The thought of [another] 1930s depression was never far from my mind. I didn't want to be responsible for a repeat. The president's mandate also weighed on me. The American people had spoken. They were expecting the new president to take the lead. I recalled how FDR had brought Keynesian economics to take the lead.

Specter's vote triggered an intense backlash fueled by conservative talk radio, a backlash that made Specter realize that his centrism and caution were no longer acceptable in the GOP. Realizing that he was unlikely to defeat Toomey in a primary rematch, Specter announced on April 28, 2009 that he had decided to leave the Republican Party and become a Democrat.

However, his troubles weren't eased: he faced the wrath of Tea Party supporters who feared that he would support health care reform, and the anger of union officials who were upset by his skepticism about the Employee Free Choice Act. In May 2010, he was defeated in the Democratic primary by Rep. Joe Sestak, who lost the general election to Toomey.

Despite the book's sexism and self-pity, Life Among the Cannibals is a compelling work. While it's not as effective as Chris Mooney's The Republican Brain in examining the GOP's increased investment in irrationality, it works as an impassioned call for the return of moderation to the party. As Specter notes:

People are... entitled to affordable health care. And to Medicaid and Medicare. And to a Department of Education and an Environmental Protection Agency. Some argue that the federal government's role should be limited to establishing post roads and an army and a navy; the Constitution says nothing about an air force. But inherent in the Constitution is the notion that a civilized society must provide a social safety net.

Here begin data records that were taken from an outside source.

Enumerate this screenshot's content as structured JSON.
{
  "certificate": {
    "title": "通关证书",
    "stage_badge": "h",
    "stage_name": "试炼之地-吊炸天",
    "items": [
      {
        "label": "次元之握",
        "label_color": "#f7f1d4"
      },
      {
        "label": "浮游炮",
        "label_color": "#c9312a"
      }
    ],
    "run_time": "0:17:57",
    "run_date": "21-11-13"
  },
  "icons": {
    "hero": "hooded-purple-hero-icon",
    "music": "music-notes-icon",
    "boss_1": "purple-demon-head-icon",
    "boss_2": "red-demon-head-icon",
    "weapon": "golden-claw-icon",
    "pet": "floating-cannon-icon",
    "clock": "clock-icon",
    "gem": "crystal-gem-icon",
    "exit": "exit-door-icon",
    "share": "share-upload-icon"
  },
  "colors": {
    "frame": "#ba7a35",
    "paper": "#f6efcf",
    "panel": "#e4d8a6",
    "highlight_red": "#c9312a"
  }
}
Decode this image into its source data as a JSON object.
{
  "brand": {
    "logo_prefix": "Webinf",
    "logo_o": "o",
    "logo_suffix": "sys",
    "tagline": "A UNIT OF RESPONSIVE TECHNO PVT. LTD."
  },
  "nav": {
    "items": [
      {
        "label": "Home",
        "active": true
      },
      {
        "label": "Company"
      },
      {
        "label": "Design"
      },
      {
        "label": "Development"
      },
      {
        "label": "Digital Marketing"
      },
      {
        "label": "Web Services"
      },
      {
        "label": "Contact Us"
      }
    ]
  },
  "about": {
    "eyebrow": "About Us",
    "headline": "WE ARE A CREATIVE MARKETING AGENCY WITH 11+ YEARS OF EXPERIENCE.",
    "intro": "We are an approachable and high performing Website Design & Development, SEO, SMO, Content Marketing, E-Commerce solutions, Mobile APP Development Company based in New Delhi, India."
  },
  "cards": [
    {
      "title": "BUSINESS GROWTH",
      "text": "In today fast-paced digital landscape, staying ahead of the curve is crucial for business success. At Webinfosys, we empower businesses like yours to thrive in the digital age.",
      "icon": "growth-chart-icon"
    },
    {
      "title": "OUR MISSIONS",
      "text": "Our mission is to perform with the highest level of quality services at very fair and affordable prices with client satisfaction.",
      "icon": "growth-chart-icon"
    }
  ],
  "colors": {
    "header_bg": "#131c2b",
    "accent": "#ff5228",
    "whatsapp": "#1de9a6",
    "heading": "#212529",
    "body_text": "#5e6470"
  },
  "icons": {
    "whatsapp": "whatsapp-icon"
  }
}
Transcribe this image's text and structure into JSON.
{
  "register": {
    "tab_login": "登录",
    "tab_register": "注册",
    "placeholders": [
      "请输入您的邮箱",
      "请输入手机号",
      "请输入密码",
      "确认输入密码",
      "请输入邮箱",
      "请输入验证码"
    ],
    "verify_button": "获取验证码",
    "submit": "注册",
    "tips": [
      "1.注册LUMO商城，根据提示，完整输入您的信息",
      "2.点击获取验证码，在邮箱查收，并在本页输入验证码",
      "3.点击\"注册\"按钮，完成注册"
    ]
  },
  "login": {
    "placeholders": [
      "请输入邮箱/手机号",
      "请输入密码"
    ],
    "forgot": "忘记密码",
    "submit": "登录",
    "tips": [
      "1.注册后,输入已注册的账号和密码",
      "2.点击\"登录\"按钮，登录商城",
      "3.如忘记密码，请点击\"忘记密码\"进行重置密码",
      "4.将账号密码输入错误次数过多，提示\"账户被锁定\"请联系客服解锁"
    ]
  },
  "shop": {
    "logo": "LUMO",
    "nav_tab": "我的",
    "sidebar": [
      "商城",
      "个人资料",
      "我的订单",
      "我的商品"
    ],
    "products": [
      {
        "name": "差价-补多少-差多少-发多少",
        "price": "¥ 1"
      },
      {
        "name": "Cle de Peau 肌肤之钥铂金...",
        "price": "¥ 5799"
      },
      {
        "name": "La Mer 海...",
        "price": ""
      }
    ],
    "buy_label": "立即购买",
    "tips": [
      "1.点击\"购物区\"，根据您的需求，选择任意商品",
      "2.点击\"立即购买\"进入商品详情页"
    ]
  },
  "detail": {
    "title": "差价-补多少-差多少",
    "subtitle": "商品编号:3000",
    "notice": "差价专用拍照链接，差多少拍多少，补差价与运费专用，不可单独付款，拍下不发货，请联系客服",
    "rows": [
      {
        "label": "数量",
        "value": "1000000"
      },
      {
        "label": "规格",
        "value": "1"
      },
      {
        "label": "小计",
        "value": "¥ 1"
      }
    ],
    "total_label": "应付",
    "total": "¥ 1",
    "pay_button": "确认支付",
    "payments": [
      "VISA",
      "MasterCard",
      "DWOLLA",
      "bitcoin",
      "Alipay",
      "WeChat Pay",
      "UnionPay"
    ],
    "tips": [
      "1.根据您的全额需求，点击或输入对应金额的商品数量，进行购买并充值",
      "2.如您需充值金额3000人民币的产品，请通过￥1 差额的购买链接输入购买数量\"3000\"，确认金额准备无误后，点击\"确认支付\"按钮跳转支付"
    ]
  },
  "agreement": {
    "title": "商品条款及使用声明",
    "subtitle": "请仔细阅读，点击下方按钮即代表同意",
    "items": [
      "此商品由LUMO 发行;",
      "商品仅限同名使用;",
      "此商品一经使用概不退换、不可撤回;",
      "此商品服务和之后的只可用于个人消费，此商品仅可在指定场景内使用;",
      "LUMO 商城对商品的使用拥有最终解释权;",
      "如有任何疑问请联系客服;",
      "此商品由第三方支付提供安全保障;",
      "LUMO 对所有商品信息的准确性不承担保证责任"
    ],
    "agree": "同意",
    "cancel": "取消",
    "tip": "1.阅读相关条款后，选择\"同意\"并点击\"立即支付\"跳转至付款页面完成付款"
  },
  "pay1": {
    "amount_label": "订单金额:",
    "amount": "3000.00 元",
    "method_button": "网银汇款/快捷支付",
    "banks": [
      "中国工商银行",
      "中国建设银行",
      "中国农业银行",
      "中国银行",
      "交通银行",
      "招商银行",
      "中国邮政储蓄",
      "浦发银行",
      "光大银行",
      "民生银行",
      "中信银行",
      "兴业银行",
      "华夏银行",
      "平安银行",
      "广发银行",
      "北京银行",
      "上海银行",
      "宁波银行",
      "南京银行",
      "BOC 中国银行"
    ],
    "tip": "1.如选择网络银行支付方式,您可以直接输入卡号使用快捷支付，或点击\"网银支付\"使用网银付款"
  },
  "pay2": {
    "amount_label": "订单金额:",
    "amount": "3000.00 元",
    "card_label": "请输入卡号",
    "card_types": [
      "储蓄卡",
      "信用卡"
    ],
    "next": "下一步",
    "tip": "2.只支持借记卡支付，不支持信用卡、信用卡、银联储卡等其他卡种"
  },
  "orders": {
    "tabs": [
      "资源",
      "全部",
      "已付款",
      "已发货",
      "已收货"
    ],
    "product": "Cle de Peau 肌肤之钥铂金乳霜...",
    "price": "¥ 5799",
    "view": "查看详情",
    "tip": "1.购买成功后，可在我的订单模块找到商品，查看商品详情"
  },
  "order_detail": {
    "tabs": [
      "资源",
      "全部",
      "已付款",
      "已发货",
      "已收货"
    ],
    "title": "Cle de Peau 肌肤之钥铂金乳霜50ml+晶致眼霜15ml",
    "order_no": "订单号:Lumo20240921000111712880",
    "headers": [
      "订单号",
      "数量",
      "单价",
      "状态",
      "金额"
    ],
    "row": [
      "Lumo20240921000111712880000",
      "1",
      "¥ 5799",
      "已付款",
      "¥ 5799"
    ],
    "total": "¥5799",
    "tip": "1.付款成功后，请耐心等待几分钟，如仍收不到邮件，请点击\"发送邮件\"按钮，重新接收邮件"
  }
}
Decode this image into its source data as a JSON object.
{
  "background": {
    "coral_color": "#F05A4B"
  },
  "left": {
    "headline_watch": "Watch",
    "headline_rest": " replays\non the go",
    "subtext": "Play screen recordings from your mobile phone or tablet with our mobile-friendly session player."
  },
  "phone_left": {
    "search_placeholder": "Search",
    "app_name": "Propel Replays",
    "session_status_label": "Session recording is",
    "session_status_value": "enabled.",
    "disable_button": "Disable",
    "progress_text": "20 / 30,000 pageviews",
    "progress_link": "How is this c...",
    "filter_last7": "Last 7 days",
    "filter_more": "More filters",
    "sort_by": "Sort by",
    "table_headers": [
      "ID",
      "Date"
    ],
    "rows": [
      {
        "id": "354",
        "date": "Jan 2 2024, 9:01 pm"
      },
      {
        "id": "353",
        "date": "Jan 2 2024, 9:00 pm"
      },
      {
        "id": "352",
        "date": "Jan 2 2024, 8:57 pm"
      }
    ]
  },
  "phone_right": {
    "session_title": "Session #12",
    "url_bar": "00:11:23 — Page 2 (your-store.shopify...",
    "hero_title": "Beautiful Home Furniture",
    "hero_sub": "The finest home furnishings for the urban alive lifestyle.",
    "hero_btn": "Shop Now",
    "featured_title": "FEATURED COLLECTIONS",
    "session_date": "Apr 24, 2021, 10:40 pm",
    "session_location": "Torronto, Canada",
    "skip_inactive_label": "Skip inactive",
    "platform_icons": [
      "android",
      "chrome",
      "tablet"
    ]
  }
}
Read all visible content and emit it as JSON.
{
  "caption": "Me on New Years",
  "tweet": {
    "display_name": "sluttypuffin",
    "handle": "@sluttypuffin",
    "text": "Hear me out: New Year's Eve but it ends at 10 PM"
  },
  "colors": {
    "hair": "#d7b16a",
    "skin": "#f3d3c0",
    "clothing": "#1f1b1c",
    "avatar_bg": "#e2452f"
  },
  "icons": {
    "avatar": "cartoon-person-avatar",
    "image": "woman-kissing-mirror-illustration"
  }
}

The Tea Party continues to wobble the Republican Party, toppling viable centrist candidates, and to damage the country. The movement's antitax, pro-entitlement crusade may have found its embodiment in the irate man who demanded at a town hall meeting, 'I don't want the government messing with my Medicare!'

"We can't continue to fold our philosophical tent into an umbrella under which only a select few are worthy to stand. Rather, we should view an expansion of diversity within the party as a triumph that will broaden our appeal. That is the political road map we must follow to victory."

Of course, Snowe is on her way out of the Senate, continuing the sad exodus Specter laments:

[T]he rise of political extremism in recent decades poses a new, or amplified, threat to the United States. The fringes have displaced tolerance with purity tests and continue purging centrists, with senators campaigning against colleagues and even caucus mates in what sometimes seems a cannibalistic frenzy. Bob Bennett, Joe Lieberman, Mike Castle -- and nearly Lisa Murkowski -- and I are among a growing body count. The word 'extremism' is no longer sufficiently extreme to describe what's going on. The quest for ideological purity is destroying comity and compromise and bringing our government -- literally -- to a standstill.

Life Among the Cannibals could get things moving again.